- Born: 1849 British Guiana
- Died: 30 September 1909 (aged 59–60)
- Occupation: Educator

= Edward S. Stephens =

American educator

Edward S. Stephens (c. 1849 – September 30, 1909) was an educator in the United States in the late 19th and early 20th centuries.

==Early life==
Born in British Guiana, it is reported that Stephens was educated at University of Cambridge in England as well as at universities in France and Switzerland. Besides English, he could read and write Spanish, Dutch, French and Portuguese and also read Latin and Greek.

Information is not currently available as to when he moved to the United States or where he first resided, although it is believed that he arrived in the USA around 1889. It appears that in 1892 Stephens was persuaded by philanthropist George Washington Vanderbilt II to move to Asheville, North Carolina, from Raleigh, North Carolina, to become the first principal of the Catholic Hill School, the first public school for African Americans in Asheville, North Carolina. Once in Asheville, he saw the need for an institute to support young African American men of the area and along with other prominent African American citizens, persuaded Vanderbilt to provide critical funding so they could establish the Young Men's Institute, modeled after YMCA. Stephens was only in Asheville for about three years but he was recognized for his strong influence. The Catholic Hill School burned down in 1917 and its successor, the noted Stephens-Lee High School (now Stephens-Lee Recreation Center), was partially named after Stephens in recognition of his contributions.

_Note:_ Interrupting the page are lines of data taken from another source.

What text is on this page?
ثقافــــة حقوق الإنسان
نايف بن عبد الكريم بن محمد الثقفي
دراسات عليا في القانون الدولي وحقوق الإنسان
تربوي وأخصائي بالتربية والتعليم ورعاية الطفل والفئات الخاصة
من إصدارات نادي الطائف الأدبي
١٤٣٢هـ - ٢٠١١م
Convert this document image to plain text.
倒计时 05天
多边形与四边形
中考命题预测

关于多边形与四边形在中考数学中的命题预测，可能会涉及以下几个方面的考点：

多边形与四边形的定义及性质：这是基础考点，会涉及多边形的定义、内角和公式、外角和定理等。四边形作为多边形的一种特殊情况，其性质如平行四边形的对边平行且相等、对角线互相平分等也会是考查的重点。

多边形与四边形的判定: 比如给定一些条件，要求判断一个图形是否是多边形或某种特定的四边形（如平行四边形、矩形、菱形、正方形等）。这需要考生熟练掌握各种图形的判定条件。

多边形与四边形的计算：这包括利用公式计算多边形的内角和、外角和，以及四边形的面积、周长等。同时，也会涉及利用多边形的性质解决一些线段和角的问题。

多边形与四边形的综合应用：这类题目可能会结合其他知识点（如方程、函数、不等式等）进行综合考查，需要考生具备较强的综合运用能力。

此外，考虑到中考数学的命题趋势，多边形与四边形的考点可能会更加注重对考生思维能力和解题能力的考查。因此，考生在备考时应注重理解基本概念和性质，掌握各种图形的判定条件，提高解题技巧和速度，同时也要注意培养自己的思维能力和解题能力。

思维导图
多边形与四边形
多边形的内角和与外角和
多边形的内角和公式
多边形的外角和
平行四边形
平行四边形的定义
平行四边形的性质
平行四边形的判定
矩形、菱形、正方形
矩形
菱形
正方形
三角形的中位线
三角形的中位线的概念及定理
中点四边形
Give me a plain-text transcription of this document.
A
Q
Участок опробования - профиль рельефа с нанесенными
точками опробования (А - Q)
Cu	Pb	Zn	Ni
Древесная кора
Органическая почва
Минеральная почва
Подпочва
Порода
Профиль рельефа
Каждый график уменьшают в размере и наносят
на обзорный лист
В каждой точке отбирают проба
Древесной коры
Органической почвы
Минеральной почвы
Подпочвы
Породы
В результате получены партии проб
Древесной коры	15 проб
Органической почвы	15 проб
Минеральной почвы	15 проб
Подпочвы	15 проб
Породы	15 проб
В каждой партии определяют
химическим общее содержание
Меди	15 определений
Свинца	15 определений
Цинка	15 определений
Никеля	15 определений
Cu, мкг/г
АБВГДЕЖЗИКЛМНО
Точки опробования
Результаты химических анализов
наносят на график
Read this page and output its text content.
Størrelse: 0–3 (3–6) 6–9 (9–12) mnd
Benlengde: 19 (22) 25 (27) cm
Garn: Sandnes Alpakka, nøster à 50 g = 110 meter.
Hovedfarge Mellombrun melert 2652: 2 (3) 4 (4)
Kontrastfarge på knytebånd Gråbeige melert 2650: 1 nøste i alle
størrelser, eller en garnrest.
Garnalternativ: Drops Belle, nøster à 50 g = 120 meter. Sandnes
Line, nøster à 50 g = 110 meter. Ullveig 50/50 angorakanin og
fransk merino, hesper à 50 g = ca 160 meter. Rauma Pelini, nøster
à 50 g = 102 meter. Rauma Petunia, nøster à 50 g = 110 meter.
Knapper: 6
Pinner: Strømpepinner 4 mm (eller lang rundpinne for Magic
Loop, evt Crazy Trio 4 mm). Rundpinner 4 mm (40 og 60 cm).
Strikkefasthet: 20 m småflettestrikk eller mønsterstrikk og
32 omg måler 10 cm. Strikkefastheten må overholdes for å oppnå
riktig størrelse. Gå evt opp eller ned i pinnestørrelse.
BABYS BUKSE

Stephens and Elizabeth Riddick, a teacher at Catholic Hill, moved to Topeka, Kansas, in 1895, where they married and founded a kindergarten. Stephens also secured funding from the Kansas state legislature to start the Kansas Industrial and Educational Institute—later known as Kansas Technical Institute—exclusively for African American students, with Stephens as its first president. The Institute later became the Kansas Vocational School, with a campus ultimately comprising over 100 acres It was subsequently renamed the Kansas Technical Institute at Topeka. While in Topeka, Stephens was reported to have fallen out with other leaders in the African American community and been pushed out by them of his leadership position with the Institute.

It isn't recorded when the Stephens' left Kansas but the Topeka State Journal of July 3, 1903, carried a small notice stating that "Edward Stephens...is now living in Worcester, Mass. He is employed as a translator for Houghton-Mifflin Company." At some point between then and 1906, Stephens and Riddick moved to Bridgeport, Connecticut, where they continued teaching. They again founded a school, this one in their home.

Edward Stephens died of tuberculosis September 30, 1909, and was buried in Mountain Grove Cemetery. Elizabeth lived another 34 years. In her widowhood, she was active in Bridgeport's Phillis Wheatley branch of the Young Women's Christian Association.